El texto con el que Sergio Chejfec, autor de Modo Linterna, inauguró en Azul el FILBA Nacional 2014.

Bajo este título periodístico voy a describir una experiencia común a muchos de los que estamos aquí. Al llegar a una ciudad que no se conoce, uno observa cosas sueltas y elabora un cuadro preliminar, jerarquizando ciertos detalles a primera vista. (Digo: uno observa cosas sueltas y cosas que parecen sueltas.) Son minutos que pasan muy rápido. Me refiero a esos momentos de recién-llegado que no tienen nombre, llenos de impresiones pero apartados del conocer.
Si se trata de un escritor, esta situación puede ser el embrión del relato potencial: el escritor está alerta a nuevos estímulos y asociaciones; el viaje, por otra parte, ha puesto en primera fila la propia subjetividad. Hay un escenario físico que puede ser organizado visualmente de muchas maneras. Sin embargo, no es todavía el momento de la peripecia. El observador se sumerge en una cadena de pensamientos y asociaciones larvales en la que ninguna historia puede desarrollarse porque aún nada significa nada en concreto.
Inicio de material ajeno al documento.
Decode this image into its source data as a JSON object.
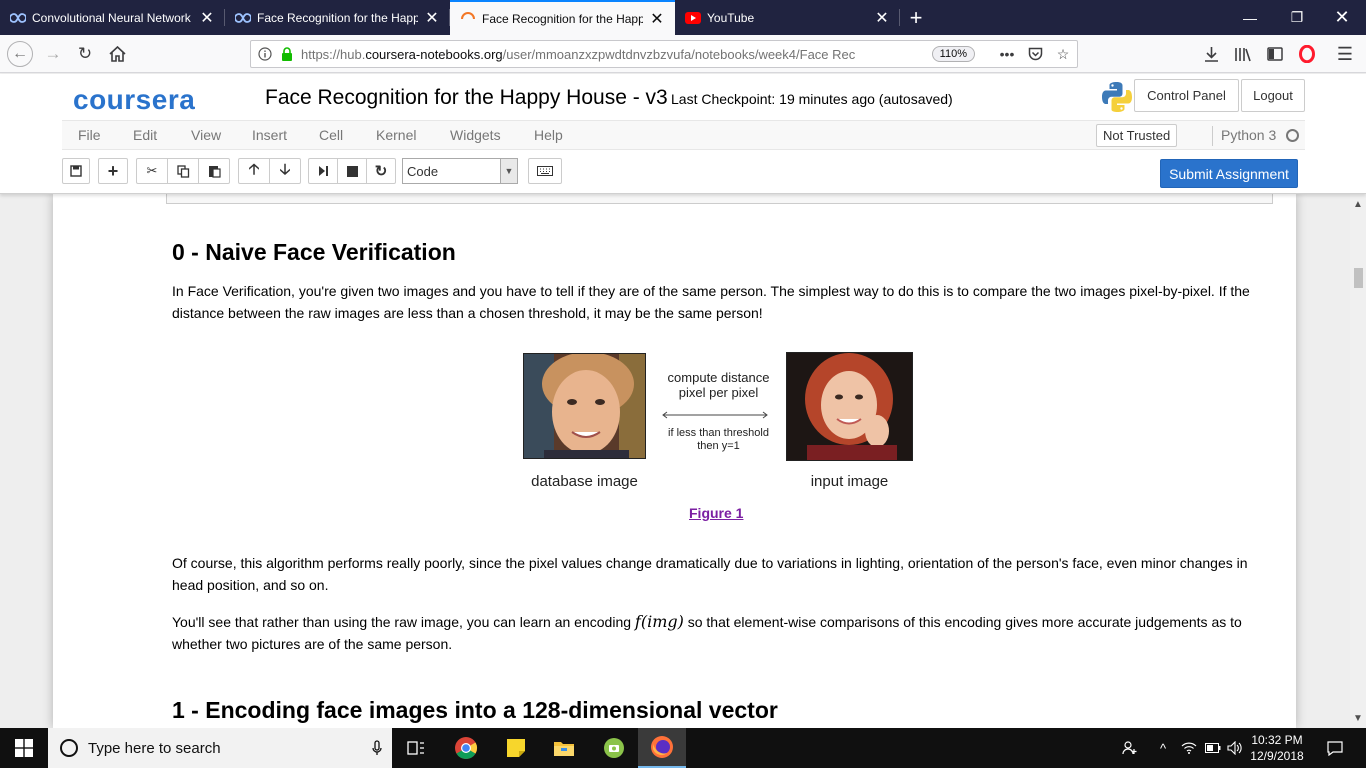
{
  "browser": {
    "tabs": [
      {
        "title": "Convolutional Neural Network",
        "icon": "coursera-infinity-icon"
      },
      {
        "title": "Face Recognition for the Happy",
        "icon": "coursera-infinity-icon"
      },
      {
        "title": "Face Recognition for the Happy",
        "icon": "jupyter-loading-icon",
        "active": true
      },
      {
        "title": "YouTube",
        "icon": "youtube-icon"
      }
    ],
    "url_prefix": "https://hub.",
    "url_domain": "coursera-notebooks.org",
    "url_rest": "/user/mmoanzxzpwdtdnvzbzvufa/notebooks/week4/Face Rec",
    "zoom": "110%"
  },
  "notebook": {
    "logo": "coursera",
    "title": "Face Recognition for the Happy House - v3",
    "checkpoint": "Last Checkpoint: 19 minutes ago (autosaved)",
    "control_panel": "Control Panel",
    "logout": "Logout",
    "menu": [
      "File",
      "Edit",
      "View",
      "Insert",
      "Cell",
      "Kernel",
      "Widgets",
      "Help"
    ],
    "trust": "Not Trusted",
    "kernel": "Python 3",
    "cell_type": "Code",
    "submit": "Submit Assignment"
  },
  "content": {
    "heading0": "0 - Naive Face Verification",
    "para1": "In Face Verification, you're given two images and you have to tell if they are of the same person. The simplest way to do this is to compare the two images pixel-by-pixel. If the distance between the raw images are less than a chosen threshold, it may be the same person!",
    "figure": {
      "compute1": "compute distance",
      "compute2": "pixel per pixel",
      "threshold1": "if less than threshold",
      "threshold2": "then y=1",
      "left_label": "database image",
      "right_label": "input image",
      "caption": "Figure 1"
    },
    "para2": "Of course, this algorithm performs really poorly, since the pixel values change dramatically due to variations in lighting, orientation of the person's face, even minor changes in head position, and so on.",
    "para3_before": "You'll see that rather than using the raw image, you can learn an encoding ",
    "para3_math": "f(img)",
    "para3_after": " so that element-wise comparisons of this encoding gives more accurate judgements as to whether two pictures are of the same person.",
    "heading1": "1 - Encoding face images into a 128-dimensional vector"
  },
  "taskbar": {
    "search_placeholder": "Type here to search",
    "time": "10:32 PM",
    "date": "12/9/2018"
  },
  "colors": {
    "coursera_blue": "#2a73cc",
    "tab_bar": "#202340",
    "figure_caption": "#7b1fa2"
  }
}
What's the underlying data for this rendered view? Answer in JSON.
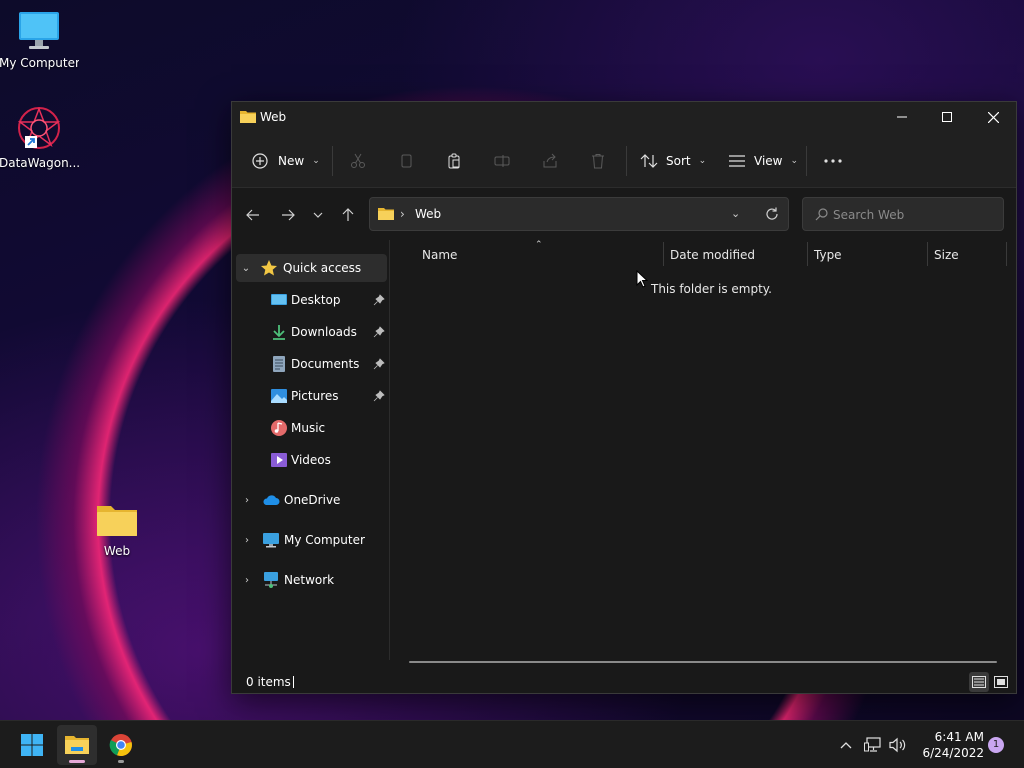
{
  "desktop": {
    "icons": [
      {
        "label": "My Computer",
        "icon": "monitor-icon"
      },
      {
        "label": "DataWagon...",
        "icon": "datawagon-logo-icon"
      },
      {
        "label": "Web",
        "icon": "folder-icon"
      }
    ]
  },
  "window": {
    "title": "Web",
    "controls": {
      "minimize": "minimize-icon",
      "maximize": "maximize-icon",
      "close": "close-icon"
    }
  },
  "toolbar": {
    "new_label": "New",
    "sort_label": "Sort",
    "view_label": "View",
    "icons": [
      "cut-icon",
      "copy-icon",
      "paste-icon",
      "rename-icon",
      "share-icon",
      "delete-icon",
      "more-icon"
    ]
  },
  "address": {
    "path": "Web",
    "separator": "›",
    "search_placeholder": "Search Web"
  },
  "sidebar": {
    "quick_access": "Quick access",
    "items": [
      {
        "label": "Desktop",
        "pinned": true
      },
      {
        "label": "Downloads",
        "pinned": true
      },
      {
        "label": "Documents",
        "pinned": true
      },
      {
        "label": "Pictures",
        "pinned": true
      },
      {
        "label": "Music",
        "pinned": false
      },
      {
        "label": "Videos",
        "pinned": false
      }
    ],
    "onedrive": "OneDrive",
    "my_computer": "My Computer",
    "network": "Network"
  },
  "content": {
    "columns": [
      "Name",
      "Date modified",
      "Type",
      "Size"
    ],
    "empty_message": "This folder is empty."
  },
  "status": {
    "items": "0 items"
  },
  "taskbar": {
    "time": "6:41 AM",
    "date": "6/24/2022",
    "notifications": "1"
  },
  "colors": {
    "folder": "#f2c744",
    "accent": "#60cdff",
    "window_bg": "#191919",
    "taskbar_bg": "#1c1c1c"
  }
}
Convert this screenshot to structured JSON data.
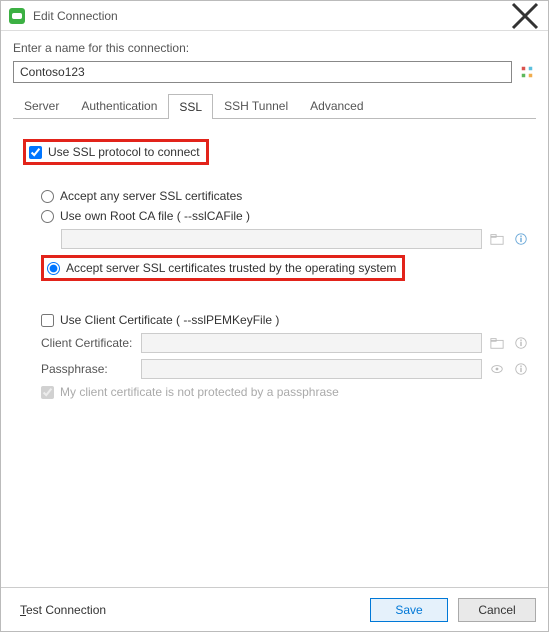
{
  "window": {
    "title": "Edit Connection"
  },
  "prompt": "Enter a name for this connection:",
  "connection_name": "Contoso123",
  "tabs": [
    {
      "label": "Server"
    },
    {
      "label": "Authentication"
    },
    {
      "label": "SSL"
    },
    {
      "label": "SSH Tunnel"
    },
    {
      "label": "Advanced"
    }
  ],
  "active_tab_index": 2,
  "ssl": {
    "use_ssl": {
      "label": "Use SSL protocol to connect",
      "checked": true
    },
    "mode": {
      "accept_any": {
        "label": "Accept any server SSL certificates",
        "selected": false
      },
      "own_ca": {
        "label": "Use own Root CA file ( --sslCAFile )",
        "selected": false
      },
      "os_trusted": {
        "label": "Accept server SSL certificates trusted by the operating system",
        "selected": true
      }
    },
    "client_cert": {
      "use": {
        "label": "Use Client Certificate ( --sslPEMKeyFile )",
        "checked": false
      },
      "cert_label": "Client Certificate:",
      "pass_label": "Passphrase:",
      "no_pass": {
        "label": "My client certificate is not protected by a passphrase",
        "checked": true
      }
    }
  },
  "footer": {
    "test": "Test Connection",
    "save": "Save",
    "cancel": "Cancel"
  }
}
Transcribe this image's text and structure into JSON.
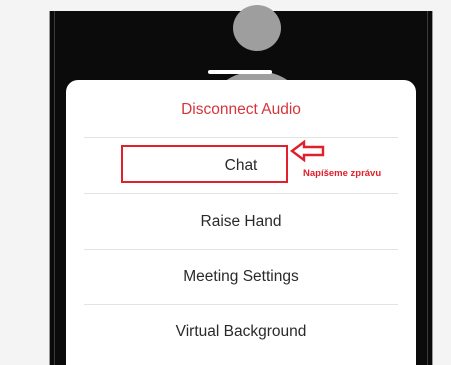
{
  "menu": {
    "items": [
      {
        "label": "Disconnect Audio"
      },
      {
        "label": "Chat"
      },
      {
        "label": "Raise Hand"
      },
      {
        "label": "Meeting Settings"
      },
      {
        "label": "Virtual Background"
      }
    ]
  },
  "annotation": {
    "text": "Napíšeme zprávu"
  },
  "colors": {
    "danger": "#d5353c",
    "annotation": "#e0202a"
  }
}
Va a imponerse entonces una imaginación de tipo especulativa. No la fantasía de intrigas y persecuciones, de premios y conflictos, de causas y efectos, de idiosincrasias y caracteres, sino la sensibilidad flotante de quien no entiende demasiado lo que está viendo, por otra parte sabe poco acerca de ello, y por algún motivo carece de fuerzas para curiosear. Quiere tener una mirada abarcadora, sabe que la realidad funciona siempre de manera concertada, entiende que ese espacio urbano desconocido tiene un sentido y un uso específicos, etc.; pero él, en la medida en que proviene del exterior y no entiende, toma partido por el reino de lo parcial. La rumia del testigo que razona argumentos y trama relaciones a partir de lo que ve y recuerda . De ese modo fragmentario, sabe, la realidad se presenta mucho más material que como suele exhibirse cuando lo hace en bloque; cada pedazo y detalle del mundo efectivo exhibe una hilacha de historia asignada; la exhibe como un prodigio del tiempo, como si a un arqueólogo se le ofrecieran a ras del suelo todas las pruebas que siempre ha buscado.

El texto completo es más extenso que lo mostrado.